Both Kumar and Sexton say devices and screens play a part in obesity among millennials. They also think screens contribute to The New England Journal of Medicine’s report that more than half of today’s children will be obese by the time they’re 35 years old.

“Older millennials were raised when technology wasn’t hugely prevalent in the beginning of their lives. They had to go outside and play in the yard. They didn’t have access to iPads and iPods. They got access to more technology in their late teens and certainly many allowed that to overwhelm them, but they still had an understanding of a time when going outside and being active was promoted,” Sexton said.

As an older millennial with a 2-year-old daughter, Sexton sees firsthand how easy it is to pacify children with a device.

“We don’t want to put up with their temper tantrums or them inconveniencing our meal, so we throw the iPad in their face. From a young age they are given things that make them sit there, be silent, watch a screen and really encourage being sedentary,” Sexton said.

As far as social media goes, Kumar doesn’t believe seeing food on Instagram and other outlets is to blame for obesity.

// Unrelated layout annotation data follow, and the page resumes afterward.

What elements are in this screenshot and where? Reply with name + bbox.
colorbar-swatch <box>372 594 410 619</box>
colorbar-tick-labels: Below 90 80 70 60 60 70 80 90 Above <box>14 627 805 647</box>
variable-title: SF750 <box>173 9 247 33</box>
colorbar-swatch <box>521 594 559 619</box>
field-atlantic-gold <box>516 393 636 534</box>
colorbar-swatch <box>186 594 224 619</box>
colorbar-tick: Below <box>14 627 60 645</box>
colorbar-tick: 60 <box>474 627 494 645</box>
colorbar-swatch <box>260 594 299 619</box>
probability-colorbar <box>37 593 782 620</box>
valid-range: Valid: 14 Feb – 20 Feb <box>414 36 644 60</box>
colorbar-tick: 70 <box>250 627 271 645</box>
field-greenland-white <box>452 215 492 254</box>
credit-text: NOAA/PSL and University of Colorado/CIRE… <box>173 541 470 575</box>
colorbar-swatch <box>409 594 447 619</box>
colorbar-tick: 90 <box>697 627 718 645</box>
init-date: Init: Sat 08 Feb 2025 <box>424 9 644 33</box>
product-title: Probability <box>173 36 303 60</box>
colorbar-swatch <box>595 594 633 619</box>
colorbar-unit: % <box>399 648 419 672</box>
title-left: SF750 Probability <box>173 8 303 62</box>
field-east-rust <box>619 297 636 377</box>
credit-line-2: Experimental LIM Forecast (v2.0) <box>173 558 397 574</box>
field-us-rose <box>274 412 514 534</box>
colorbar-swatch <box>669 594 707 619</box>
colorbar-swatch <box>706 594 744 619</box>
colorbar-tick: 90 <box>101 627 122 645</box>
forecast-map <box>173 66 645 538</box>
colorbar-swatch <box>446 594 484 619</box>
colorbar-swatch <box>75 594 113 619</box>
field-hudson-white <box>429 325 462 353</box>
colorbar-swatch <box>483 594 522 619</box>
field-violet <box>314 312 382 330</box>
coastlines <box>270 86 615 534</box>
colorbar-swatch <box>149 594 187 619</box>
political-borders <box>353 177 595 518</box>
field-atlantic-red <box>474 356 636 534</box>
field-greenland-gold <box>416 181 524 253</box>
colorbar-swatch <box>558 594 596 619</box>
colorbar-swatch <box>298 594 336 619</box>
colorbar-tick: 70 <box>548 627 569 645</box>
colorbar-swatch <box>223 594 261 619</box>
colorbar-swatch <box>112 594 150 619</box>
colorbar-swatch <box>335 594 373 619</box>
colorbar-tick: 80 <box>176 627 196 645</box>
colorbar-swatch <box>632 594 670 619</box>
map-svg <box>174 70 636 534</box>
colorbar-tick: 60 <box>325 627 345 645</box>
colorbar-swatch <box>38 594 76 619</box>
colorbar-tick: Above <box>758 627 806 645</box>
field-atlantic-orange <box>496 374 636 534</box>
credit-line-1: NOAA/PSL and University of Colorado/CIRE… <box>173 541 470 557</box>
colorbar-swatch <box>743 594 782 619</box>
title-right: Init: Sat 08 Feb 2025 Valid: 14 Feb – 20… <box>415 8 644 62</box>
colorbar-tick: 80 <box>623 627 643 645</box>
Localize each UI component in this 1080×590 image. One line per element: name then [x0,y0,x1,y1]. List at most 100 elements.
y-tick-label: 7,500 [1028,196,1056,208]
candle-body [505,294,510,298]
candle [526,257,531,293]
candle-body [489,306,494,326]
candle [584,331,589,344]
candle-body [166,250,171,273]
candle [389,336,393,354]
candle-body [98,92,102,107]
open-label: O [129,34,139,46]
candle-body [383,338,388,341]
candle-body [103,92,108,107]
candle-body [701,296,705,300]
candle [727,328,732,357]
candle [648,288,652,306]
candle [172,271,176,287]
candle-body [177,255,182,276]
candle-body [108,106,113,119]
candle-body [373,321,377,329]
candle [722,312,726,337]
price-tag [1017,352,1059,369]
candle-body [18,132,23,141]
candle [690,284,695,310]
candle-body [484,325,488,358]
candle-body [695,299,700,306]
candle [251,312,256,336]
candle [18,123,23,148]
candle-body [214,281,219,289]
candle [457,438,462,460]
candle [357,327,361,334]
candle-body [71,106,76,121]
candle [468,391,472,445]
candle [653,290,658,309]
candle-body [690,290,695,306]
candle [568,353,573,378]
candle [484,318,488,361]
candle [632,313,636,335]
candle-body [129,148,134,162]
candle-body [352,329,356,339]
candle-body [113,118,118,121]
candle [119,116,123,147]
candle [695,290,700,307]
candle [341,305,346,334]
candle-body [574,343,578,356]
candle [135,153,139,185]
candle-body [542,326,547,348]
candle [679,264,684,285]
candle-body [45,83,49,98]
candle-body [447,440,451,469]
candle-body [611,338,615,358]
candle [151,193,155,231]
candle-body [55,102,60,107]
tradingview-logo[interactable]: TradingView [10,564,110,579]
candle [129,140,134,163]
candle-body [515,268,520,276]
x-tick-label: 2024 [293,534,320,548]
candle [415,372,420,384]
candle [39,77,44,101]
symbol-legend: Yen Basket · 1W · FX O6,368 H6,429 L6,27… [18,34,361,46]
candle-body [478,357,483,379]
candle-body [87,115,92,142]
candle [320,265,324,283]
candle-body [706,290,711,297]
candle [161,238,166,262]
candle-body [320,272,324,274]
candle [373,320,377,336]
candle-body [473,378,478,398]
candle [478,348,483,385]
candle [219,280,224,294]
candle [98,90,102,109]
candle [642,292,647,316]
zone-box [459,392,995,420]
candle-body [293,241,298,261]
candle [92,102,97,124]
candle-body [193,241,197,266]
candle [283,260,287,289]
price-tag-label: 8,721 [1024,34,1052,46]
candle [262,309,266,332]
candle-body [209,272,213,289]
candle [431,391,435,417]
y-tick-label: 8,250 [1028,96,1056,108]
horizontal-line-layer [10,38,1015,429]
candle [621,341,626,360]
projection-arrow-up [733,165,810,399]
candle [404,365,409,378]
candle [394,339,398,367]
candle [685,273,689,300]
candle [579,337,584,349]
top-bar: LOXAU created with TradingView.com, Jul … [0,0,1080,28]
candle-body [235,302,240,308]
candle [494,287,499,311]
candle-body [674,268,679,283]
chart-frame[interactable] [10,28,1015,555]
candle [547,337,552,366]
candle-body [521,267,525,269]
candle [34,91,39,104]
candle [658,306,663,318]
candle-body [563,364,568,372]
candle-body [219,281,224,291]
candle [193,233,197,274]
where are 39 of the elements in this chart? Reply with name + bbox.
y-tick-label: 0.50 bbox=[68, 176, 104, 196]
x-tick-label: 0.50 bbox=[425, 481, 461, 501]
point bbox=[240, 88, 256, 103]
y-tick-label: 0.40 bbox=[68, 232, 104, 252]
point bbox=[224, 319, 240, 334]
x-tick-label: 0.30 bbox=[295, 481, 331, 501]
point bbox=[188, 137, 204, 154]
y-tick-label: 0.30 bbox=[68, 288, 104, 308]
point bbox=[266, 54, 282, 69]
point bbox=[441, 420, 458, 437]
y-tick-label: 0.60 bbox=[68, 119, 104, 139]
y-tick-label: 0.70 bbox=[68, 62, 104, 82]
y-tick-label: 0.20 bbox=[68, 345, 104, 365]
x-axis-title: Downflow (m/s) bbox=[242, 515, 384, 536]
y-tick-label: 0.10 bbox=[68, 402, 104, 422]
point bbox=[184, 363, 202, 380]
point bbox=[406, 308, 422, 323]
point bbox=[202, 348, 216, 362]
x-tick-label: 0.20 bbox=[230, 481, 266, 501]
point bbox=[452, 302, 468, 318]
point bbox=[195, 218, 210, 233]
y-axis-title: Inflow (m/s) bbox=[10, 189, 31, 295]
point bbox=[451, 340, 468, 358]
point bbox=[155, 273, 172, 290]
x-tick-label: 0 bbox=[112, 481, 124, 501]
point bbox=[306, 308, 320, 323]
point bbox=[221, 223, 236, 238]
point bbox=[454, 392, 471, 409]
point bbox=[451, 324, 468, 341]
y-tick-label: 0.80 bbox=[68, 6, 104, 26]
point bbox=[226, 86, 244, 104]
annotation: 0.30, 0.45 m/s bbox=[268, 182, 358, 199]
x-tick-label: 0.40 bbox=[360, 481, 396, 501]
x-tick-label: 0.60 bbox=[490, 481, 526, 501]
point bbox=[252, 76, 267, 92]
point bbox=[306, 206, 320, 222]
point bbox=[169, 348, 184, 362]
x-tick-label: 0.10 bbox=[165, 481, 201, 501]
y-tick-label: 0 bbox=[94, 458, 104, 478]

“Looking at food on these is really the same as when we looked at food in magazines or on TV cooking shows in the 80s and 90s. Millennials will go to Instagram to see where and what they want to eat and I don’t think it’s making people obese or making them binge or emotional eat. It’s just the way we get information that’s changed,” said Kumar.

However, Sexton says social media may have a deeper impact on people’s eating habits.

“I don’t think social media is the main driver to obesity. I do think it perpetuates the experience of trying to compare yourself with other people on a regular basis and that can ultimately have an emotional impact on human beings,” she said.

Kumar is hopeful that we can turn the obesity epidemic around with public health initiatives, such as improving school lunches, designing cities with biking and walking paths to encourage activity, and providing more communities with access to affordable healthy foods.

“To some degree, I think the millennials have suffered from things that they didn’t have control over. The good news is things are changing. It’s just going to probably take a full generation to benefit from those changes,” Kumar said.

However, steps that make change now include the following:

Eat more veggies

When preparing meals, Kumar says fill half your plate with vegetables.

“The way millennials grew up was that half their plate was filled with rice or pasta,” she said. “Make sure half your plate is green at every meal.”

Know how food is made

Reading labels is the first step to understanding food, but Sexton says take the extra step to really understand what the ingredients listed mean and how the food is made.

“Ingredients is just one step. Try to understand the brand that you buy and understand how they’re processing their food because that determines the nutritional value of your food,” Sexton said.

Get your heart rate up

Start with attainable goals for exercise. Kumar says getting your heart rate up twice a week can help combat weight.

“That can be walking or jogging or lifting weights. It doesn’t have to be so intense or for a long period of time,” she said.

Limit screen time

Limiting screen time sounds easier than it is, but both experts believe it’s possible.

“For millennials and older, most of our screen time is deeply woven into our lives. We use technology and our screens to do a lot of our regular activities — work, get information, communicate with people,” Kumar said. “But we can put healthy limits on screen use in the same way people in the 80s put limits on watching television.”

Sexton encourages more extreme measures.

“We need to start a movement on healthy technology habits, especially as an example for kids, because right now technology runs us, we don’t run technology,” she said.

Start by putting your (and your children’s) devices away at mealtime, she adds.

“Resist throwing the iPad in front of your kid to pacify her at a restaurant. Know that that text message or email or notification can wait,” said Sexton. “Be more present in your relationships. Get away from being behind screens. Go outside. Obesity is way bigger than just food. Think about the emotional impact that technology has on your mental and your physical well-being.”